There was no choice to be made: I would have to get them off myself, because Todd, in #9, was busy flirting with the woman who just had a baby six weeks ago and besides, he was no stronger than I, since spinning strengthens your legs to superhuman heights but leaves your arms flabby and vein-ridden. I toiled and twisted at the cages, finally succeeding in pulling off one side, but the left was stubborn and wouldn’t budge. It was 9:28. There were no alternative measures: I would have to ask the spin instructor to remove them for me.
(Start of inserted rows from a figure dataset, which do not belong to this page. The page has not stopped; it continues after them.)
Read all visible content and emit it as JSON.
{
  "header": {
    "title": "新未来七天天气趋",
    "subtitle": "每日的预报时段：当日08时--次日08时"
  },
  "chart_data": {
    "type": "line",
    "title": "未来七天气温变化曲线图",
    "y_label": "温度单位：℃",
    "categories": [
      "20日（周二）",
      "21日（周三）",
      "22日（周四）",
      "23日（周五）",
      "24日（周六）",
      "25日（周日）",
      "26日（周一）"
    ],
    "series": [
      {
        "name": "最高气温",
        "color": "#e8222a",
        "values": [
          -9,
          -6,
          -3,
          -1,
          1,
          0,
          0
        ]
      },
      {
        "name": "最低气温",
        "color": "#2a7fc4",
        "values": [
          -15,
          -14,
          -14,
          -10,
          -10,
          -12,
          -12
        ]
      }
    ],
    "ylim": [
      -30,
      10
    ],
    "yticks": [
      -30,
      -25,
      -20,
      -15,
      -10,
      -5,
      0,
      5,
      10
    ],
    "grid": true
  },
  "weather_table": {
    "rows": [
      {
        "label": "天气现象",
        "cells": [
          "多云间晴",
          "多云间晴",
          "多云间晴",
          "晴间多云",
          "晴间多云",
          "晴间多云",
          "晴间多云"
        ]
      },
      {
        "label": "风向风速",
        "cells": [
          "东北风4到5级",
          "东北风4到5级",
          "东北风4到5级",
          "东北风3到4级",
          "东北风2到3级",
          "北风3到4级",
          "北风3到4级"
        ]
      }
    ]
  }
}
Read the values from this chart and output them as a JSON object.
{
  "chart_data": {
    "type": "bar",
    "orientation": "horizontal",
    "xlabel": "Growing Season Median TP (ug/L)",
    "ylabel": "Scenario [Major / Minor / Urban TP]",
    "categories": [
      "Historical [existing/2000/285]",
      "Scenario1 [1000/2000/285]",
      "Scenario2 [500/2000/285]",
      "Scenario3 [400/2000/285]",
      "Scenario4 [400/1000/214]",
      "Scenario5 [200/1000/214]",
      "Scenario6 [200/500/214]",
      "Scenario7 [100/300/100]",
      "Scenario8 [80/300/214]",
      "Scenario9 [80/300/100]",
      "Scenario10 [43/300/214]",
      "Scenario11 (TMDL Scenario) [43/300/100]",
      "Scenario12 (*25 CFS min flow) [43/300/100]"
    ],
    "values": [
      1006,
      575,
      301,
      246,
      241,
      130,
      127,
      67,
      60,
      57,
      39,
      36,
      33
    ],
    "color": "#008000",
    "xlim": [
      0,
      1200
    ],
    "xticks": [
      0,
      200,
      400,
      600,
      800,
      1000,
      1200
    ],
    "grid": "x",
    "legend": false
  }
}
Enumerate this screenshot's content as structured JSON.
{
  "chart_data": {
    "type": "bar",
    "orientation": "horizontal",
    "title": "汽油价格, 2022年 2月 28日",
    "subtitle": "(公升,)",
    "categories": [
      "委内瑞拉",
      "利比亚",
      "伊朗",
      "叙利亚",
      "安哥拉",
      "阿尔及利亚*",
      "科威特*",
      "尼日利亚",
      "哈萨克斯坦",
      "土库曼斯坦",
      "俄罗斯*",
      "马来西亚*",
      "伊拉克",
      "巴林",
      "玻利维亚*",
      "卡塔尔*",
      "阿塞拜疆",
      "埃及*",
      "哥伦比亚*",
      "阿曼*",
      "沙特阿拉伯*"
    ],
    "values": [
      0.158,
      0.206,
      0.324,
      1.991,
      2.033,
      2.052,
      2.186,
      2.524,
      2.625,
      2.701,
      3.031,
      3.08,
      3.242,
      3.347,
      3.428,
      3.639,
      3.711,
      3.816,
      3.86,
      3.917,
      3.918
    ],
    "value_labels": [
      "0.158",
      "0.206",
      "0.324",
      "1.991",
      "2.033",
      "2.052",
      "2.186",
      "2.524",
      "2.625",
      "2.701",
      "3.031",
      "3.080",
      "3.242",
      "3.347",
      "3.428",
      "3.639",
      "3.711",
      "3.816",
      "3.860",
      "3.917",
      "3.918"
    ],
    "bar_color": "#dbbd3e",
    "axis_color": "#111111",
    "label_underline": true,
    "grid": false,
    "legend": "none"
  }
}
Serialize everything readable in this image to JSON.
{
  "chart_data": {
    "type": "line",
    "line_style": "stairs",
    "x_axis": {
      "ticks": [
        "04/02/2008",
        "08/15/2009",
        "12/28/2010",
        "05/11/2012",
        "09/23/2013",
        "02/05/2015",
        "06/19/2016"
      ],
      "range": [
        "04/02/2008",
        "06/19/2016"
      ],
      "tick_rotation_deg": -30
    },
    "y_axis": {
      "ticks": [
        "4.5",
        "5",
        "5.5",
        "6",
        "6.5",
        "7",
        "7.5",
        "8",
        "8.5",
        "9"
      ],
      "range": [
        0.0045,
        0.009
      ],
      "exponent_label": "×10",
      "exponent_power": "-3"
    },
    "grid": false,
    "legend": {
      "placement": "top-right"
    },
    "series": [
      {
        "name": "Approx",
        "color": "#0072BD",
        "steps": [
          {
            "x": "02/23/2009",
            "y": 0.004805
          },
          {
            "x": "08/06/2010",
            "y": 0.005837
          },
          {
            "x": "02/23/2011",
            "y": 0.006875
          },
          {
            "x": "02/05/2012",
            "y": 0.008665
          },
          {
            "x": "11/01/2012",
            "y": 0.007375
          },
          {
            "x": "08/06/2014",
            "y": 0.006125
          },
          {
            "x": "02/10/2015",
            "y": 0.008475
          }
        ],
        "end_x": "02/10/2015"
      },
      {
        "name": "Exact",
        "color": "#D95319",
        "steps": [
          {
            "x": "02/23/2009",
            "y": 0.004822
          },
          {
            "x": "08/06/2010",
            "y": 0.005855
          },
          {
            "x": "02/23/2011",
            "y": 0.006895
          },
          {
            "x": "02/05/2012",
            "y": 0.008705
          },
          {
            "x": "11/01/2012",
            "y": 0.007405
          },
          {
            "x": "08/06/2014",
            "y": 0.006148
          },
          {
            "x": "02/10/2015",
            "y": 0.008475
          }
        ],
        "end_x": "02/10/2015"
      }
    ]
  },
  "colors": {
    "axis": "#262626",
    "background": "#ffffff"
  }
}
And if the encounter in the hallway, outside of the Kids Club hadn’t done it, well, he would notice me, then, wouldn’t he? Because even if he couldn’t remember my name, there would always be the class sign-in sheet there, my name perfectly rendered in Helvetica for the world to see! No, not even poor handwriting could save me now! He would see the name and match it to the bike number . . . oh cruel fate! that my beloved #10 would ultimately be my undoing! Yes, he would see it there and it would only become a matter of time before he was yelling my name along with all of the others he tortured throughout the class–Marianna! Maria! Yuna! Rebecca! John!–people with rock-hard quadriceps and hamstrings that tucked neatly into their compact derrieres, all covered in the latest lululemon stretch hotpants–
“ANNA! GIVE ME A HALF-TURN OF RESISTANCE AND FOCUS!”